Utilizing pattern chaining

In Pattern chaining we saw an alternative way of building patterns, which in certain cases is to be preferred over the standard API, and it just so happens that lookarounds constitute one of these cases. Here’s what our pattern looks like when we apply the pattern chaining technique in order to impose any lookaround assertions:

from pregex.core import *

one_or_more_signs = qu.OneOrMore(op.Either('+', '-'))

any_punct_but_signs = cl.AnyPunctuation() - cl.AnyFrom('+', '-')

any_two_letters_or_punct_but_signs = 2 * (cl.AnyLetter() | any_punct_but_signs)

any_two_digits = 2 * cl.AnyDigit()

any_two_char_sequence_containing_digits = op.Either(cl.Any() + AnyDigit(), cl.AnyDigit() + cl.Any())

any_two_alphanums_or_punct_but_signs = 2 * (cl.AnyDigit() | cl.AnyLetter() | any_punct_but_signs)


pre: Pregex = \
    any_two_alphanums_or_punct_but_signs + \
    op.Either(
        one_or_more_signs \
            .preceded_by(any_two_letters_or_punct_but_signs) \
            .followed_by(any_two_letters_or_punct_but_signs),
        one_or_more_signs \
            .followed_by(any_two_digits) \
            .not_preceded_by(any_two_char_sequence_containing_digits) \
        one_or_more_signs  \
            .preceded_by(any_two_digits) \
            .not_followed_by(any_two_char_sequence_containing_digits)
    ) + \
    any_two_alphanums_or_punct_but_signs

Having tinkered with the pattern-building process by incorporating what was discussed, it is now a lot more clear what this pattern is trying to match, which is any sequence of signs + and - that is both preceded and followed by any two-character sequence of letters, digits and punctuation marks except for + and -, as long as any digits that appear within a possible match are:

  1. Found exclusively either to the left or to the right of the sign sequence.
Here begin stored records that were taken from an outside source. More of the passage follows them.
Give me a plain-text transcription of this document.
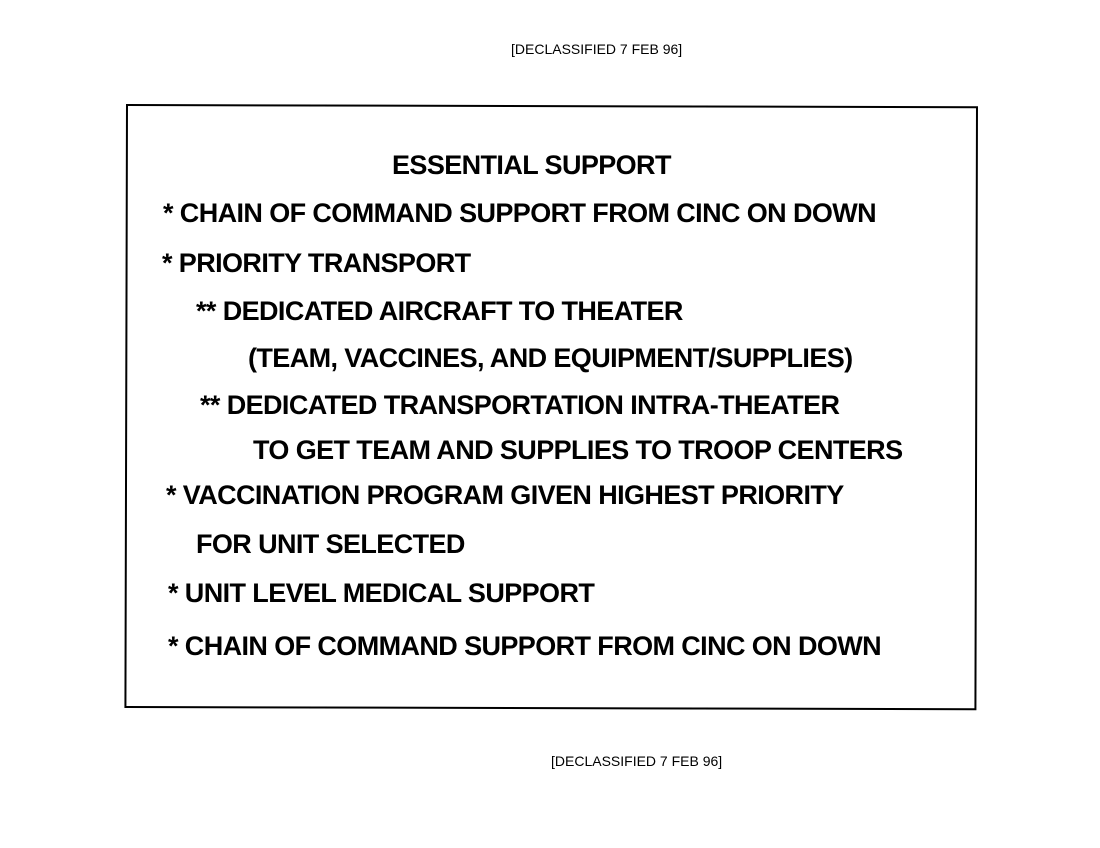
[DECLASSIFIED 7 FEB 96]
ESSENTIAL SUPPORT
* CHAIN OF COMMAND SUPPORT FROM CINC ON DOWN
* PRIORITY TRANSPORT
** DEDICATED AIRCRAFT TO THEATER
(TEAM, VACCINES, AND EQUIPMENT/SUPPLIES)
** DEDICATED TRANSPORTATION INTRA-THEATER
TO GET TEAM AND SUPPLIES TO TROOP CENTERS
* VACCINATION PROGRAM GIVEN HIGHEST PRIORITY
FOR UNIT SELECTED
* UNIT LEVEL MEDICAL SUPPORT
* CHAIN OF COMMAND SUPPORT FROM CINC ON DOWN
[DECLASSIFIED 7 FEB 96]
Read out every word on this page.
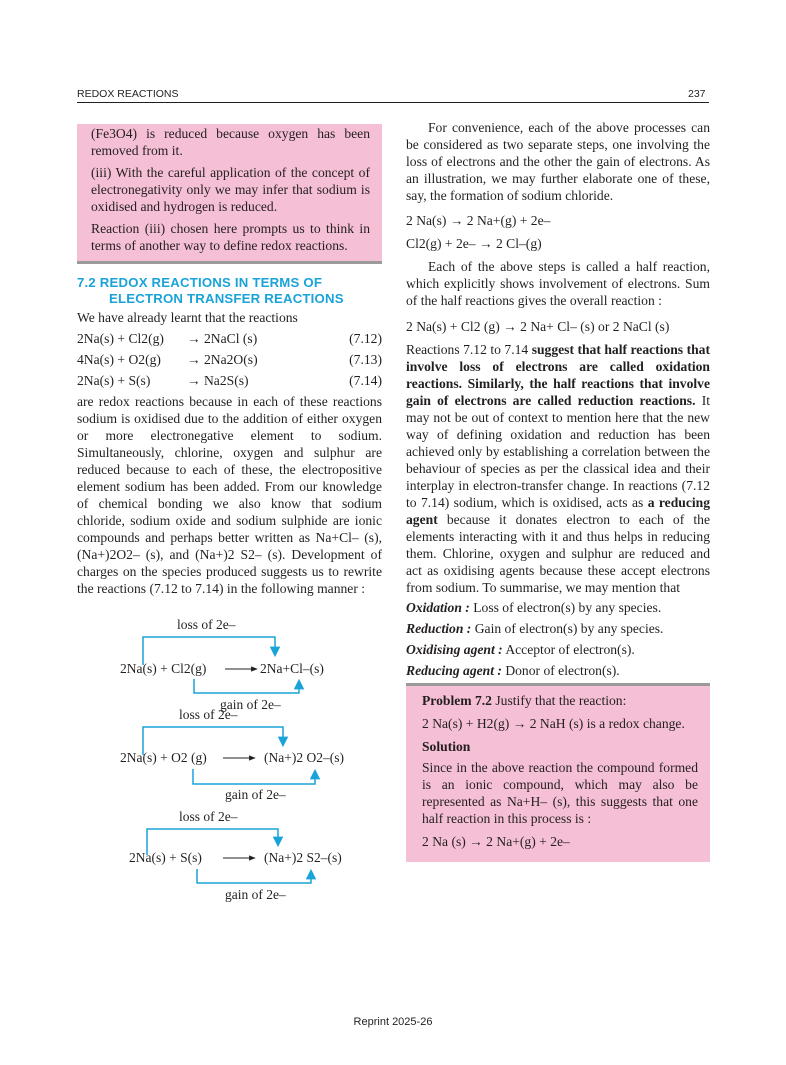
REDOX REACTIONS	237

(Fe3O4) is reduced because oxygen has been removed from it.

(iii) With the careful application of the concept of electronegativity only we may infer that sodium is oxidised and hydrogen is reduced.

Reaction (iii) chosen here prompts us to think in terms of another way to define redox reactions.

7.2 REDOX REACTIONS IN TERMS OF
ELECTRON TRANSFER REACTIONS

We have already learnt that the reactions

2Na(s) + Cl2(g)	→ 2NaCl (s)	(7.12)
4Na(s) + O2(g)	→ 2Na2O(s)	(7.13)
2Na(s) + S(s)	→ Na2S(s)	(7.14)

are redox reactions because in each of these reactions sodium is oxidised due to the addition of either oxygen or more electronegative element to sodium. Simultaneously, chlorine, oxygen and sulphur are reduced because to each of these, the electropositive element sodium has been added. From our knowledge of chemical bonding we also know that sodium chloride, sodium oxide and sodium sulphide are ionic compounds and perhaps better written as Na+Cl– (s), (Na+)2O2– (s), and (Na+)2 S2– (s). Development of charges on the species produced suggests us to rewrite the reactions (7.12 to 7.14) in the following manner :

loss of 2e–
2Na(s) + Cl2(g)	2Na+Cl–(s)
gain of 2e–
loss of 2e–
2Na(s) + O2 (g)	(Na+)2 O2–(s)
gain of 2e–
loss of 2e–
2Na(s) + S(s)	(Na+)2 S2–(s)
gain of 2e–

For convenience, each of the above processes can be considered as two separate steps, one involving the loss of electrons and the other the gain of electrons. As an illustration, we may further elaborate one of these, say, the formation of sodium chloride.

2 Na(s) → 2 Na+(g) + 2e–

Cl2(g) + 2e– → 2 Cl–(g)

Each of the above steps is called a half reaction, which explicitly shows involvement of electrons. Sum of the half reactions gives the overall reaction :

2 Na(s) + Cl2 (g) → 2 Na+ Cl– (s) or 2 NaCl (s)

Reactions 7.12 to 7.14 suggest that half reactions that involve loss of electrons are called oxidation reactions. Similarly, the half reactions that involve gain of electrons are called reduction reactions. It may not be out of context to mention here that the new way of defining oxidation and reduction has been achieved only by establishing a correlation between the behaviour of species as per the classical idea and their interplay in electron-transfer change. In reactions (7.12 to 7.14) sodium, which is oxidised, acts as a reducing agent because it donates electron to each of the elements interacting with it and thus helps in reducing them. Chlorine, oxygen and sulphur are reduced and act as oxidising agents because these accept electrons from sodium. To summarise, we may mention that

Oxidation : Loss of electron(s) by any species.

Reduction : Gain of electron(s) by any species.

Oxidising agent : Acceptor of electron(s).

Reducing agent : Donor of electron(s).

Problem 7.2 Justify that the reaction:

2 Na(s) + H2(g) → 2 NaH (s) is a redox change.

Solution

Since in the above reaction the compound formed is an ionic compound, which may also be represented as Na+H– (s), this suggests that one half reaction in this process is :

2 Na (s) → 2 Na+(g) + 2e–

Reprint 2025-26
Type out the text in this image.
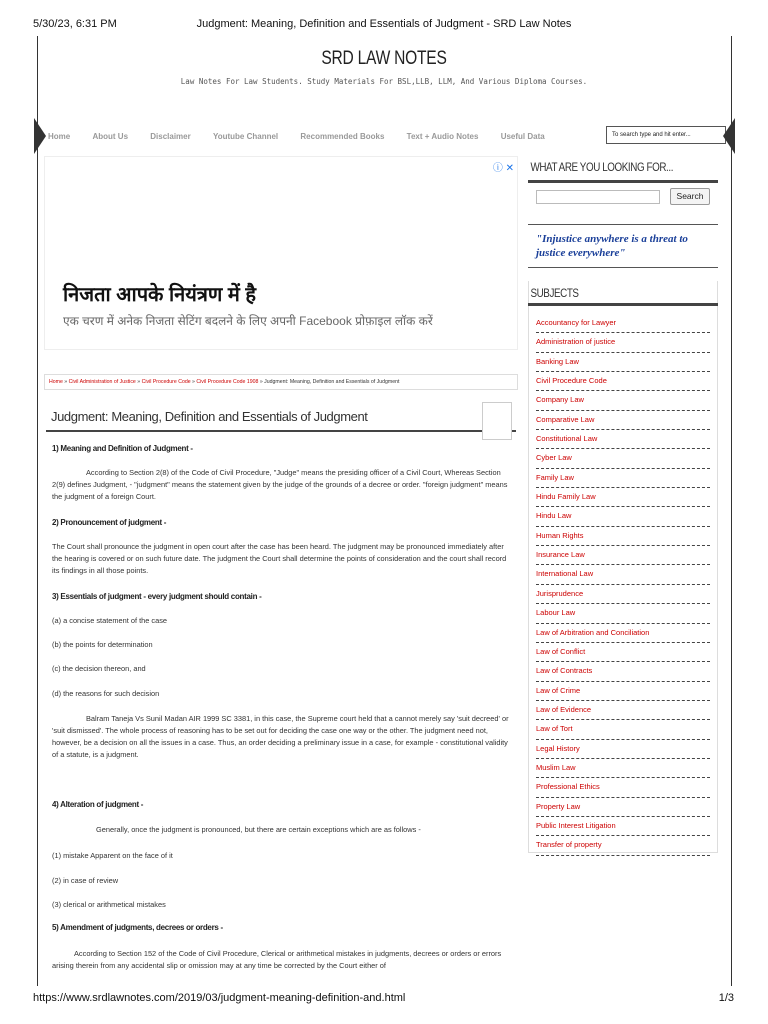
5/30/23, 6:31 PM	Judgment: Meaning, Definition and Essentials of Judgment - SRD Law Notes
SRD LAW NOTES
Law Notes For Law Students. Study Materials For BSL,LLB, LLM, And Various Diploma Courses.
Home	About Us	Disclaimer	Youtube Channel	Recommended Books	Text + Audio Notes	Useful Data	To search type and hit enter...
ⓘ ✕
निजता आपके नियंत्रण में है
एक चरण में अनेक निजता सेटिंग बदलने के लिए अपनी Facebook प्रोफ़ाइल लॉक करें
Home » Civil Administration of Justice » Civil Procedure Code » Civil Procedure Code 1908 » Judgment: Meaning, Definition and Essentials of Judgment
Judgment: Meaning, Definition and Essentials of Judgment
1) Meaning and Definition of Judgment -
According to Section 2(8) of the Code of Civil Procedure, "Judge" means the presiding officer of a Civil Court, Whereas Section 2(9) defines Judgment, - "judgment" means the statement given by the judge of the grounds of a decree or order. "foreign judgment" means the judgment of a foreign Court.
2) Pronouncement of judgment -
The Court shall pronounce the judgment in open court after the case has been heard. The judgment may be pronounced immediately after the hearing is covered or on such future date. The judgment the Court shall determine the points of consideration and the court shall record its findings in all those points.
3) Essentials of judgment - every judgment should contain -
(a) a concise statement of the case
(b) the points for determination
(c) the decision thereon, and
(d) the reasons for such decision
Balram Taneja Vs Sunil Madan AIR 1999 SC 3381, in this case, the Supreme court held that a cannot merely say 'suit decreed' or 'suit dismissed'. The whole process of reasoning has to be set out for deciding the case one way or the other. The judgment need not, however, be a decision on all the issues in a case. Thus, an order deciding a preliminary issue in a case, for example - constitutional validity of a statute, is a judgment.
4) Alteration of judgment -
Generally, once the judgment is pronounced, but there are certain exceptions which are as follows -
(1) mistake Apparent on the face of it
(2) in case of review
(3) clerical or arithmetical mistakes
5) Amendment of judgments, decrees or orders -
According to Section 152 of the Code of Civil Procedure, Clerical or arithmetical mistakes in judgments, decrees or orders or errors arising therein from any accidental slip or omission may at any time be corrected by the Court either of
WHAT ARE YOU LOOKING FOR...
Search
"Injustice anywhere is a threat to justice everywhere"
SUBJECTS
Accountancy for Lawyer
Administration of justice
Banking Law
Civil Procedure Code
Company Law
Comparative Law
Constitutional Law
Cyber Law
Family Law
Hindu Family Law
Hindu Law
Human Rights
Insurance Law
International Law
Jurisprudence
Labour Law
Law of Arbitration and Conciliation
Law of Conflict
Law of Contracts
Law of Crime
Law of Evidence
Law of Tort
Legal History
Muslim Law
Professional Ethics
Property Law
Public Interest Litigation
Transfer of property
https://www.srdlawnotes.com/2019/03/judgment-meaning-definition-and.html	1/3
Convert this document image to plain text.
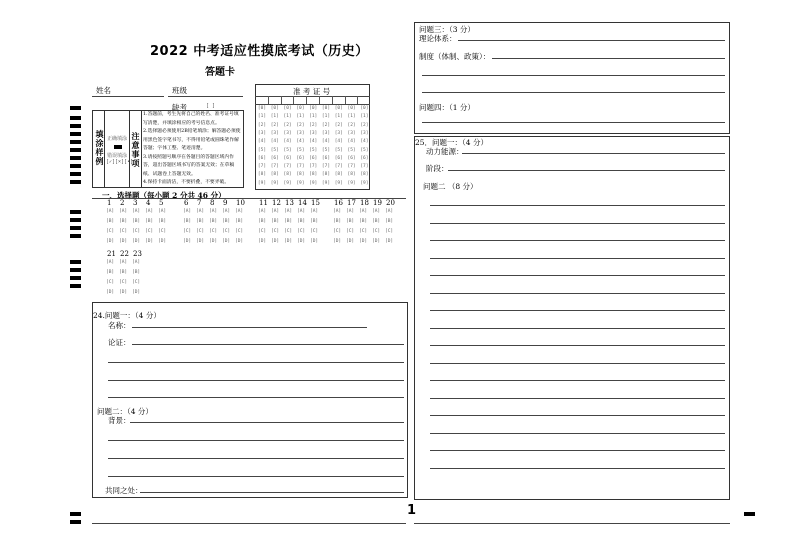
2022 中考适应性摸底考试（历史）
答题卡
姓名	班级
缺考	[ ]
填涂样例 正确填涂
错误填涂
[✓][×][•]
注意事项
1.答题前，考生先将自己的姓名、准考证号填写清楚，并填涂相应的考号信息点。
2.选择题必须使用2B铅笔填涂；解答题必须使用黑色签字笔书写，不得用铅笔或圆珠笔作解答题；字体工整、笔迹清楚。
3.请按照题号顺序在各题目的答题区域内作答，超出答题区域书写的答案无效；在草稿纸、试题卷上答题无效。
4.保持卡面清洁，不要折叠，不要弄破。
准 考 证 号
[0]
[1]
[2]
[3]
[4]
[5]
[6]
[7]
[8]
[9]
[0]
[1]
[2]
[3]
[4]
[5]
[6]
[7]
[8]
[9]
[0]
[1]
[2]
[3]
[4]
[5]
[6]
[7]
[8]
[9]
[0]
[1]
[2]
[3]
[4]
[5]
[6]
[7]
[8]
[9]
[0]
[1]
[2]
[3]
[4]
[5]
[6]
[7]
[8]
[9]
[0]
[1]
[2]
[3]
[4]
[5]
[6]
[7]
[8]
[9]
[0]
[1]
[2]
[3]
[4]
[5]
[6]
[7]
[8]
[9]
[0]
[1]
[2]
[3]
[4]
[5]
[6]
[7]
[8]
[9]
[0]
[1]
[2]
[3]
[4]
[5]
[6]
[7]
[8]
[9]
一、选择题（每小题 2 分共 46 分）
1
[A]
[B]
[C]
[D]
2
[A]
[B]
[C]
[D]
3
[A]
[B]
[C]
[D]
4
[A]
[B]
[C]
[D]
5
[A]
[B]
[C]
[D]
6
[A]
[B]
[C]
[D]
7
[A]
[B]
[C]
[D]
8
[A]
[B]
[C]
[D]
9
[A]
[B]
[C]
[D]
10
[A]
[B]
[C]
[D]
11
[A]
[B]
[C]
[D]
12
[A]
[B]
[C]
[D]
13
[A]
[B]
[C]
[D]
14
[A]
[B]
[C]
[D]
15
[A]
[B]
[C]
[D]
16
[A]
[B]
[C]
[D]
17
[A]
[B]
[C]
[D]
18
[A]
[B]
[C]
[D]
19
[A]
[B]
[C]
[D]
20
[A]
[B]
[C]
[D]
21
[A]
[B]
[C]
[D]
22
[A]
[B]
[C]
[D]
23
[A]
[B]
[C]
[D]
24.问题一：（4 分）
名称：
论证：
问题二：（4 分）
背景：
共同之处：
问题三：（3 分）
理论体系：
制度（体制、政策）：
问题四：（1 分）
25．问题一：（4 分）
动力能源：
阶段：
问题二 （8 分）
1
  2. Occupy the whole two-character sequence.

To give a concrete example, this pattern will match strings like a!+#c, a!--12 and 12+-+a#, but it won’t work for strings like a!#$f, a!+#3 and 1!-a#.

Having read all the above, try adopting these practices yourself when building patterns with PRegEx so you make the most out of it!